Den Abschluss bildete Béla Bartók Tanzsuite SZ 77 in der Bearbeitung von Jooz Gale, die mit einem köstlichen Dialog zwischen Fagott und Trommel begann. Hier war es jetzt wieder an dem Orchester, zu zaubern, mit schwankenden Tempi auf einem pulsierenden Untergrund die Atmosphäre eines Tanzbodens zu schaffen. Und nicht nur die Tanzmusik an sich lebendig werden zu lassen, sondern auch die Tanzenden.
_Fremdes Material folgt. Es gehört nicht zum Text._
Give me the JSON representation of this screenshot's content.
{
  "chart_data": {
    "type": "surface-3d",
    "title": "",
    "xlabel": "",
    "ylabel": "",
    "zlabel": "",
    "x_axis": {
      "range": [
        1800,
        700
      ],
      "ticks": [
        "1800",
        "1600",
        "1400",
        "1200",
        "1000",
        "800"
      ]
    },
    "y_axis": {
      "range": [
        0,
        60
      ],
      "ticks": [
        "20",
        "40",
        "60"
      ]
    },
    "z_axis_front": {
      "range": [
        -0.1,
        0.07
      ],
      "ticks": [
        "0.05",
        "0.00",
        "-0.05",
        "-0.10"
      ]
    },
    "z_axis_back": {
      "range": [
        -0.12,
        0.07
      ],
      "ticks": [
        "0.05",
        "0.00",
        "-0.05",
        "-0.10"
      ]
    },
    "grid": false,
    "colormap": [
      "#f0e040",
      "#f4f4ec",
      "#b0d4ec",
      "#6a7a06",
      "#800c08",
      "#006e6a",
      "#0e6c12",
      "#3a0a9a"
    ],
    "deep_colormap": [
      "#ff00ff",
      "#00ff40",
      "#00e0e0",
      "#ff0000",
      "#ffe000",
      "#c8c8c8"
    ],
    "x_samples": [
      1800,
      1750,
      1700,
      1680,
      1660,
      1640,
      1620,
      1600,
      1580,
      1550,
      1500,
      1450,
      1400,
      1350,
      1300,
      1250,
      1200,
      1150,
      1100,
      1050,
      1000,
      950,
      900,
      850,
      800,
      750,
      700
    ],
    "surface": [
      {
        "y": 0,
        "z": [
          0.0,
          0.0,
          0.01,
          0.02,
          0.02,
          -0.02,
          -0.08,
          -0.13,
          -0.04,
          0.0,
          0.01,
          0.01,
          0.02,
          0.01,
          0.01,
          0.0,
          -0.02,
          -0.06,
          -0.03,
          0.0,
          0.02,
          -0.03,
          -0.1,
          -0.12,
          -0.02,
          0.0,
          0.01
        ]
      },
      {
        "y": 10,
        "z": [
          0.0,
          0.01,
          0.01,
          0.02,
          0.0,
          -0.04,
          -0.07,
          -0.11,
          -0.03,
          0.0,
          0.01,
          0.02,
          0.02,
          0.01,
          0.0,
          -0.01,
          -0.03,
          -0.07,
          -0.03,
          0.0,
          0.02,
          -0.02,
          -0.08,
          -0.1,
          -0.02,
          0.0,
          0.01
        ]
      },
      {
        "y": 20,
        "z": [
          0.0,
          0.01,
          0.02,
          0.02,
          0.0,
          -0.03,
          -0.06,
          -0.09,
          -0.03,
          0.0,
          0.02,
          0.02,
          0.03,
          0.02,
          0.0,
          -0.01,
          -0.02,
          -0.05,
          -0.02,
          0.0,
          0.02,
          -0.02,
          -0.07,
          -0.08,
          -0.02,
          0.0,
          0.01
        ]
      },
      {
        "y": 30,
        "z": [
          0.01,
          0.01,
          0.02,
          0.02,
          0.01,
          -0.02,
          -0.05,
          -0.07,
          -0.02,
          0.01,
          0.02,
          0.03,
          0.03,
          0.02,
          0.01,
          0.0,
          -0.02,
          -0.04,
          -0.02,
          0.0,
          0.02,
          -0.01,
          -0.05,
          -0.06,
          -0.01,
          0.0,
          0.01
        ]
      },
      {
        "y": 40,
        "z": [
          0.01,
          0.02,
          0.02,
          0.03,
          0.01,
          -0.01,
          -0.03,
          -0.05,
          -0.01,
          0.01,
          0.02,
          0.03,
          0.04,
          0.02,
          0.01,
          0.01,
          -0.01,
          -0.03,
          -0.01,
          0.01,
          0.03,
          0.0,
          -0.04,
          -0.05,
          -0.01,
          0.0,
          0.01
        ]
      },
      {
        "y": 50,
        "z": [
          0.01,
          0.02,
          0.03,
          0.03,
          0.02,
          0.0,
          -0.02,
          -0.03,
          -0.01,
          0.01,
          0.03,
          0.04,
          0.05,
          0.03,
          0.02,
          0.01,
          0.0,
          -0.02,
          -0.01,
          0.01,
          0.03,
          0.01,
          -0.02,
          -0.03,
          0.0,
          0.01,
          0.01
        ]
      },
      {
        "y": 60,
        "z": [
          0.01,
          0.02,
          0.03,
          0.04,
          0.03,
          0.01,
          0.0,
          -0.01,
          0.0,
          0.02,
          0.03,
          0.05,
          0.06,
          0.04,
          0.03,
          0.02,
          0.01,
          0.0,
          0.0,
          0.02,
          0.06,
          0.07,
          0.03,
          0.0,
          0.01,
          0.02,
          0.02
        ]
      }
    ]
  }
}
Ständig gab es Neues, Überraschendes zu entdecken, kamen neue Klangfarben, neue Rhythmen, abrupte dynamische Wechsel. Wobei das Molto tranquillo schon deshalb überraschte, weil es plötzlich leise und delikat musiziert wurde. Das wirkte wie ein Atemschöpfen vor neuen Kraftakten. Und am Ende verzog sich die immer leiser werdende Musik. Man brauchte noch eine Weile, bis man den staunenden Mund wieder zuklappen konnte. Von wegen Ensemble Mini!